令和6年能登半島地震で亡くなられた方々に謹んでお悔やみを申し上げます。
また、被害に遭われた方々の心の安まる日が1日でも早く訪れることを心より願っています。
人命救助に携わっていらっしゃる方々、自ら被災しながらも業務に当たっていらっしゃる方々、ありがとうございます。

3月11日が今年も近づいてきました。
ニュースでは例年、
「あの日を忘れないように」
とか、
「あの日を今一度思い出して」
とかいうフレーズが聞かれるようになりますが、私は
「忘れたい。でも忘れたくても忘れられない」
「頑張って思い出そうとしなくても、日常の中でふと思い出している」
ので、わざわざ「忘れないで」とか「思い出して」という風に言われるのが苦痛です。
毎年、同じような内容で、同じような方々が震災を語っているのを見るのも聞くのも辛いのです。
だから、1月から3月は震災報道をしているニュースやラジオをあまり見ないし聞きません。
3月11日は14時46分が近づいてくると心がザワザワしてくるし、追悼のサイレンが鳴ると緊張している自分に気付きます。
それらが過ぎ去ると、どっと疲れます。
そして、やっと気持ちが楽になります。
2011年から13年が経っているのに。

2024年1月1日の16時6分、16時10分は初詣の行列に並んでいたところでした。
緊急地震速報を知らせる音がスマホから一斉に鳴り始めましたが、いつもなら緊急地震速報が流れる時は地鳴りと共に大きく揺れていることが多いので、地鳴りも揺れも感じないのに緊急地震速報が流れたことに「誤報かな?」という空気が辺りに流れました。
しかし、スマホで通知を見た人たちから次第に「能登半島で地震だって」「津波警報が発令されてるよ」というひそひそ声が聞こえるようになり、周囲がなんとも言えない空気に包まれたのを覚えています。

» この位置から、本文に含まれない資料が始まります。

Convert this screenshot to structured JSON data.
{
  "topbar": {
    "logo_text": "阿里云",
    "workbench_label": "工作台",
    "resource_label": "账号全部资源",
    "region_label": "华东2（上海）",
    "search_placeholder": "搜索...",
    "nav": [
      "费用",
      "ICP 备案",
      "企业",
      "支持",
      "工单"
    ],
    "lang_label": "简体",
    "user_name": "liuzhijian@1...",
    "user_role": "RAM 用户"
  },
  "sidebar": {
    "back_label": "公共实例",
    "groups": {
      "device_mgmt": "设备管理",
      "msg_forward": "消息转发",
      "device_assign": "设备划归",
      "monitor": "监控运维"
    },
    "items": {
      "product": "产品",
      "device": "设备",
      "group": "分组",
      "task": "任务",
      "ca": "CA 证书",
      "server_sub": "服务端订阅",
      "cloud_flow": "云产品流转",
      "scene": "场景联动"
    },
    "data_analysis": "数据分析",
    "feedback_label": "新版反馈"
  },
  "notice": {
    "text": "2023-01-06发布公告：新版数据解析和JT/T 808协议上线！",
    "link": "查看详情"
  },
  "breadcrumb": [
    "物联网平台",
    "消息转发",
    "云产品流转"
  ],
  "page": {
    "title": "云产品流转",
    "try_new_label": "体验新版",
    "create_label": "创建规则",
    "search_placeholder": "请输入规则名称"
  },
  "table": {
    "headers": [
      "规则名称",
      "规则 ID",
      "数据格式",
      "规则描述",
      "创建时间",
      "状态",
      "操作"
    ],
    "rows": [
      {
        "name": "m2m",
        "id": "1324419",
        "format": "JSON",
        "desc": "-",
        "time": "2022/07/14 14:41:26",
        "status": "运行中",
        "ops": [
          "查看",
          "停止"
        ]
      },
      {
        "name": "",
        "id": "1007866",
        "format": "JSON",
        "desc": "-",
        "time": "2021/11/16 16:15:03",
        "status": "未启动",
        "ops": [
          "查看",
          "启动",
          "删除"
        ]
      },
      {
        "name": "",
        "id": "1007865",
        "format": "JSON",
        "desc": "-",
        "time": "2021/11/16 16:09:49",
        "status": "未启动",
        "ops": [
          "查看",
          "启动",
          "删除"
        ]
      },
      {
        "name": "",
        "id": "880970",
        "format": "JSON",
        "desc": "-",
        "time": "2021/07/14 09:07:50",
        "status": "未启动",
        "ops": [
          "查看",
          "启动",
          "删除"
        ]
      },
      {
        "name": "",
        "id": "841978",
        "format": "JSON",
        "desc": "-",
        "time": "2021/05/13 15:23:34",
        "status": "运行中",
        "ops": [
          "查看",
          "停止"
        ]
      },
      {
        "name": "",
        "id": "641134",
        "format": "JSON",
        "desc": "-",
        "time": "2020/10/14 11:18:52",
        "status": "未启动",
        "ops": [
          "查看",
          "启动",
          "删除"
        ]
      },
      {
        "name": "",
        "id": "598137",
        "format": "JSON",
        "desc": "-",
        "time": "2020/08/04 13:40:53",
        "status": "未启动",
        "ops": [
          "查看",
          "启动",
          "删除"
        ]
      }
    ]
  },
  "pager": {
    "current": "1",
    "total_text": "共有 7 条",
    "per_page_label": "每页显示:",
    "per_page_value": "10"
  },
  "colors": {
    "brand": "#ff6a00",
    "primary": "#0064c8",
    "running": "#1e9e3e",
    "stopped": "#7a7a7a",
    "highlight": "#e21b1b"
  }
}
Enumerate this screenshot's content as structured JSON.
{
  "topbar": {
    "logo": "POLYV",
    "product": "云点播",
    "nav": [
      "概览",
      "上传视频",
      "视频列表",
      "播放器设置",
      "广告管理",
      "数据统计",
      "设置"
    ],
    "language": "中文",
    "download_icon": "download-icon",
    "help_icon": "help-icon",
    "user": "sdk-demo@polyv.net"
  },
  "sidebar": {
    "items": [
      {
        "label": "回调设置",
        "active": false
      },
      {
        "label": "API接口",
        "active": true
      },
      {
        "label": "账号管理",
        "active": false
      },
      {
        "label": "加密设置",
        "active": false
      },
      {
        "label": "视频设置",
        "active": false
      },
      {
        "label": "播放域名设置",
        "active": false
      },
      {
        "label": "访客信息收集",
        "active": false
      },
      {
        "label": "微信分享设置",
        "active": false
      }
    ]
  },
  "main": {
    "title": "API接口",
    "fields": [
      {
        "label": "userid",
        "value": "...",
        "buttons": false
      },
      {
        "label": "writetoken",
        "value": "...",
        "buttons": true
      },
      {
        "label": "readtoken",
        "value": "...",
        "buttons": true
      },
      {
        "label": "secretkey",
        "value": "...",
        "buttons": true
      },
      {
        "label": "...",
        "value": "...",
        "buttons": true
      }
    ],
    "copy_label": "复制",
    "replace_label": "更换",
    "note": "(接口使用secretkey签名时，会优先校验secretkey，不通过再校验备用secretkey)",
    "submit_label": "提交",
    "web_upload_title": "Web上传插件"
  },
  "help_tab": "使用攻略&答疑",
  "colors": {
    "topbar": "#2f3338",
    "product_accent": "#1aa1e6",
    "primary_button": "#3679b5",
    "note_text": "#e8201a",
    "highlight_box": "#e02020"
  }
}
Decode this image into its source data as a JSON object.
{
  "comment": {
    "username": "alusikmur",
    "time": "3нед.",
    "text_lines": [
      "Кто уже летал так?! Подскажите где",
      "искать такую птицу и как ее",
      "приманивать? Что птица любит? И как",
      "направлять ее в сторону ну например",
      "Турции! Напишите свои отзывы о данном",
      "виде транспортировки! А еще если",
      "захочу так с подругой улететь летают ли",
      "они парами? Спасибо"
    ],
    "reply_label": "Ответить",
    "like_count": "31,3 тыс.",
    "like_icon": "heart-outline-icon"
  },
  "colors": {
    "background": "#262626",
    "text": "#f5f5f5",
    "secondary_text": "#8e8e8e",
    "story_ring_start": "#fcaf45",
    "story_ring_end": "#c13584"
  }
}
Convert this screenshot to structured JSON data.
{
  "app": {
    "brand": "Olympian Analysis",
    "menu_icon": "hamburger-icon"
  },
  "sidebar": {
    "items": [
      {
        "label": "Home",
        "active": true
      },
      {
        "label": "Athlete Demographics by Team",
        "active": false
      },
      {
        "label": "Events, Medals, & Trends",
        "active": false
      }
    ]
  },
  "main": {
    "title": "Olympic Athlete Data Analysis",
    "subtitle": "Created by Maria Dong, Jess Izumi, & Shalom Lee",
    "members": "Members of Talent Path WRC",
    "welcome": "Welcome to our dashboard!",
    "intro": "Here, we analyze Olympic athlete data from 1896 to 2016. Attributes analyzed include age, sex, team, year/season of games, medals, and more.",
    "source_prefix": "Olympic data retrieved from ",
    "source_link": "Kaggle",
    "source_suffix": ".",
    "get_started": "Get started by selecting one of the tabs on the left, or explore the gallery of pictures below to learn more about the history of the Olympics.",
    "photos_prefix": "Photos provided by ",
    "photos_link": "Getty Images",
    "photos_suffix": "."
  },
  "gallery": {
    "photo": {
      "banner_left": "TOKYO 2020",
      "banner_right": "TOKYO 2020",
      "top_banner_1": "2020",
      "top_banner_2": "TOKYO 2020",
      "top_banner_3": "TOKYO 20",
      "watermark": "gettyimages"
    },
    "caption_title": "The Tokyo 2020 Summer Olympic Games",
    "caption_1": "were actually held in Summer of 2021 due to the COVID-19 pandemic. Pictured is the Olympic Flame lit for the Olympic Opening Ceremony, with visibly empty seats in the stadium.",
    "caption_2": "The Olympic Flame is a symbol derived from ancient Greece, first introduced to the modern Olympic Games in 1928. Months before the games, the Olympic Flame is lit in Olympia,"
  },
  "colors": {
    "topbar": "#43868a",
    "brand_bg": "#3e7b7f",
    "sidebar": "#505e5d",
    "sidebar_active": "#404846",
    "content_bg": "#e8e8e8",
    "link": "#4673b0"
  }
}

私は一気に、13年前の3月11日に心が引き戻された気がしました。
雪が舞う、あの寒かった日と、神社で並んでいる時の寒さが重なったようでした。
行列の先頭になってお参りしたときには、どうか能登半島の地震が鎮まるように願いました。
帰宅時に流れるニュースの映像は、3月11日もこんな風にニュースが流れていたのだろうか…と考えさせられるものでした。
3月11日当日は強い揺れの後に電気も電波も全て無くなって、どんなことになっているのか全く分からなかったので、能登の様子を伝えるニュースに目と心が釘付けになりました。
でも、ふと「これはフラッシュバックを起こしそう」と思い、ニュースを見るのをやめました。
案の定、一緒にニュースを見ていたパートナーは緊急を伝えるサイレンの連続に疲弊していました。

なんという新年の幕開けなのでしょう。

1月1日の地震から4週間が過ぎようとしています。
いま私の中でぐるぐると渦巻いている感情や思考があります。
言葉にするなら、
「もう私たちは被災地や被災者と名乗るのをやめよう」
という感情です。
毎年どこかで水害があり、大きな地震が数年に1回は起きています。
被災地に住むことや被災者になる可能性はどこにでも、誰にでもあります。
一度被災すれば、突然、自分の住む場所が被災地と呼ばれ、被災者のカテゴリーに括られます。
そして、支援されることはありがたいことであると同時に、どこまでも支援されることに依存してしまう深い深い誘惑もあります。
また、支援して「ありがとう」と言われることにも自己有用感の高まりがあり、いつまでも何でも支援し続けてしまう誘惑があります。
被災する前は自立した生活を送っていたはずが、いろいろな依存にはまるポイントが存在します。
誰かを恨み、何かのせいにし続けることも簡単です。
あっという間に、被災地で暮らす被災者のイメージ通りに動き始めてしまう。
2011年から2013年の間の2年間、被災地支援の仕事をしていましたが、忘れられない言葉があります。
「被災者なんだから、タダでくれるんじゃないの?」
「企画のイメージに合う被災者さんを知りませんか?」
支援活動を辞めよう、と決めたきっかけの言葉でもあります。

言葉が足らず、表現が適切でないところもあるかと思います。
能登半島地震をきっかけに、心の中にたくさんの思考が渦巻いています。
自分の居住しているところで、声に出していく勇気がないばかりにここで心情を吐露してしまいました。
ここまでお読みいただいた方に感謝いたします。
拙い文章になりましたが、お読みいただきありがとうございます。

私は、被災された方々に心を寄せます。
私の出来ることをしていきます。

最後までお読みいただきありがとうございました。